2021-07-11

≪子宮頸がん≫の現状と今後の対策 青木大輔・慶應義塾大学医学部教授

青木 大輔・慶應義塾大学医学部教授




ワクチン接種率 向上のカギは母親



 ―― そんなに少ないんですか。やはり、ワクチン接種率が低いことが患者数の増えている要因だということですね。

 青木 そう短絡的に考えるのは間違っているとわたしは思います。一見そのように見えるかもしれませんが、正確なデータが出てくるまでは何とも言えません。しかし、ワクチンの接種を受けた者では、前がん病変の罹患が少ないという論文が発出される可能性が高いと思います 。

 わたしは、今は大きな社会的な実験データを取っている段階だと思うんですよ。ある学年までは接種率が7割を超えているのに、ある学年以降は零点何%まで落ち込んでいるのですから、この2つを比較すればいいわけで、もう少し経てばきちんとデータが出てくると思います。

 間違えていけないのは、これはがんにならないようにしましょうという一次予防という対策です。二次予防は、がんで死なないようにしましょうということで子宮頸がん検診。これは自治体の健康増進事業に位置付けられていて、20歳を過ぎたら2年に1回の検診を受けましょうということが推奨されています。

 ―― これはワクチンを接種したら病気にならないから、検診は必要ないということにはならないのですか。

 青木 やはり、一次予防も二次予防も両方大事ですよね。

 おそらく、ワクチンというのは100%予防できるものではないと思います。HPVのウイルスは200種類ぐらいのタイプがあって、そのうちの15種類ぐらいががんリスクの高いものに分類されています。ですから、ワクチンは100%予防できるわけではないと考えられるので、ワクチンの接種も子宮頸がん検診も必要だと思います。

 ―― そういう状況を踏まえた上で、啓発 の意味も含めて、子宮頸がんを減らすために、どこから手を付けていけばいいと考えますか。

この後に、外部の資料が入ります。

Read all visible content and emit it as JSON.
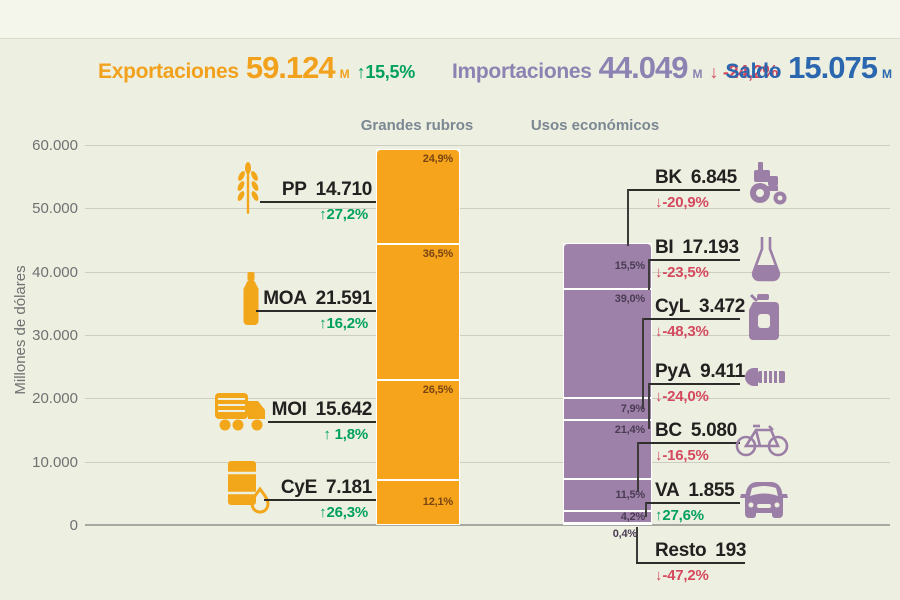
{
  "header": {
    "exports": {
      "label": "Exportaciones",
      "value": "59.124",
      "unit": "M",
      "arrow": "↑",
      "change": "15,5%"
    },
    "imports": {
      "label": "Importaciones",
      "value": "44.049",
      "unit": "M",
      "arrow": "↓",
      "change": "-24,2%"
    },
    "balance": {
      "label": "Saldo",
      "value": "15.075",
      "unit": "M"
    }
  },
  "columns": {
    "exports_header": "Grandes rubros",
    "imports_header": "Usos económicos"
  },
  "axis": {
    "title": "Millones de dólares",
    "ticks": [
      "60.000",
      "50.000",
      "40.000",
      "30.000",
      "20.000",
      "10.000",
      "0"
    ]
  },
  "exports": {
    "items": [
      {
        "code": "PP",
        "value": "14.710",
        "arrow": "↑",
        "change": "27,2%",
        "pct": "24,9%",
        "icon": "wheat-icon"
      },
      {
        "code": "MOA",
        "value": "21.591",
        "arrow": "↑",
        "change": "16,2%",
        "pct": "36,5%",
        "icon": "bottle-icon"
      },
      {
        "code": "MOI",
        "value": "15.642",
        "arrow": "↑",
        "change": "1,8%",
        "pct": "26,5%",
        "icon": "truck-icon"
      },
      {
        "code": "CyE",
        "value": "7.181",
        "arrow": "↑",
        "change": "26,3%",
        "pct": "12,1%",
        "icon": "oil-barrel-icon"
      }
    ]
  },
  "imports": {
    "items": [
      {
        "code": "BK",
        "value": "6.845",
        "arrow": "↓",
        "change": "-20,9%",
        "pct": "15,5%",
        "icon": "tractor-icon"
      },
      {
        "code": "BI",
        "value": "17.193",
        "arrow": "↓",
        "change": "-23,5%",
        "pct": "39,0%",
        "icon": "flask-icon"
      },
      {
        "code": "CyL",
        "value": "3.472",
        "arrow": "↓",
        "change": "-48,3%",
        "pct": "7,9%",
        "icon": "fuel-can-icon"
      },
      {
        "code": "PyA",
        "value": "9.411",
        "arrow": "↓",
        "change": "-24,0%",
        "pct": "21,4%",
        "icon": "screw-icon"
      },
      {
        "code": "BC",
        "value": "5.080",
        "arrow": "↓",
        "change": "-16,5%",
        "pct": "11,5%",
        "icon": "bicycle-icon"
      },
      {
        "code": "VA",
        "value": "1.855",
        "arrow": "↑",
        "change": "27,6%",
        "pct": "4,2%",
        "icon": "car-icon"
      },
      {
        "code": "Resto",
        "value": "193",
        "arrow": "↓",
        "change": "-47,2%",
        "pct": "0,4%",
        "icon": ""
      }
    ]
  },
  "colors": {
    "exports_bar": "#f5a41c",
    "imports_bar": "#9e81a8",
    "exports_pct_text": "#7a4512",
    "imports_pct_text": "#4a3c55",
    "up_green": "#00a15d",
    "down_red": "#d4495e",
    "balance_blue": "#2b67ae",
    "imports_header_purple": "#8d83b3",
    "exports_header_orange": "#f2a11d"
  },
  "chart_data": [
    {
      "type": "bar",
      "title": "Grandes rubros",
      "series_name": "Exportaciones",
      "total": 59124,
      "categories": [
        "PP",
        "MOA",
        "MOI",
        "CyE"
      ],
      "values": [
        14710,
        21591,
        15642,
        7181
      ],
      "percent": [
        24.9,
        36.5,
        26.5,
        12.1
      ],
      "percent_labels": [
        "24,9%",
        "36,5%",
        "26,5%",
        "12,1%"
      ],
      "yoy_change_pct": [
        27.2,
        16.2,
        1.8,
        26.3
      ],
      "xlabel": "",
      "ylabel": "Millones de dólares",
      "ylim": [
        0,
        60000
      ],
      "grid": true
    },
    {
      "type": "bar",
      "title": "Usos económicos",
      "series_name": "Importaciones",
      "total": 44049,
      "categories": [
        "BK",
        "BI",
        "CyL",
        "PyA",
        "BC",
        "VA",
        "Resto"
      ],
      "values": [
        6845,
        17193,
        3472,
        9411,
        5080,
        1855,
        193
      ],
      "percent": [
        15.5,
        39.0,
        7.9,
        21.4,
        11.5,
        4.2,
        0.4
      ],
      "percent_labels": [
        "15,5%",
        "39,0%",
        "7,9%",
        "21,4%",
        "11,5%",
        "4,2%",
        "0,4%"
      ],
      "yoy_change_pct": [
        -20.9,
        -23.5,
        -48.3,
        -24.0,
        -16.5,
        27.6,
        -47.2
      ],
      "xlabel": "",
      "ylabel": "Millones de dólares",
      "ylim": [
        0,
        60000
      ],
      "grid": true
    }
  ]
}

 青木 やはり、勉強するというか、教育ですよね。昔から、ウイルスで発がんするがんがありますという教育を行っている中で、肝がんや胃がんは書いてあっても、ずっと子宮頸がんは抜けていました。

 ですから、まずはどのような病気なのかを知ってもらいたいですし、われわれのような専門家が集まる学会では10年近く前から要望していて、今度ようやく、がん教育推進のための教材(文部科学省)に載せてもらえることになりました。

 やはり、ワクチンががんに効くという漠然とした情報だけでも知ってもらいたいです。

 ―― これは社会がトータルで考えていくべき問題ですね。

 青木 あとは中学生がワクチンを接種してほしいということで考えると、キーになるのはお母さんですよね。近年、こんなにワクチンの接種率が下がってしまったのは、おそらくお母さんがノーサンキューなんだと思います。

 ―― 母親といっても30~40代ですから、彼女たちも打っていない世代ということになりますか。

 青木 定期接種になる前の世代ですから、おそらく打つ世代ではないと思います。だから、そういう方々への教育も大事だと思いますし、社会教育がしっかりしていれば、その後の検診もしっかり受けるようになると思います。

 検診も本当に効果的でして、日本で市町村検診と呼ばれている、先ほど触れました健康増進事業として行われているがん検診は、子宮頸がん、乳がん、胃がん、肺がん、大腸がんの5つです。この中で、子宮頸がん検診は最も効果が高くて、検診を受けるだけで死亡のリスクが8割減ると言われています。

 ですから、時間はかかると思いますが、まずは個々人が正しい知識を得ることから始め、社会全体で地道に理解を深めていくことが大事であると思います。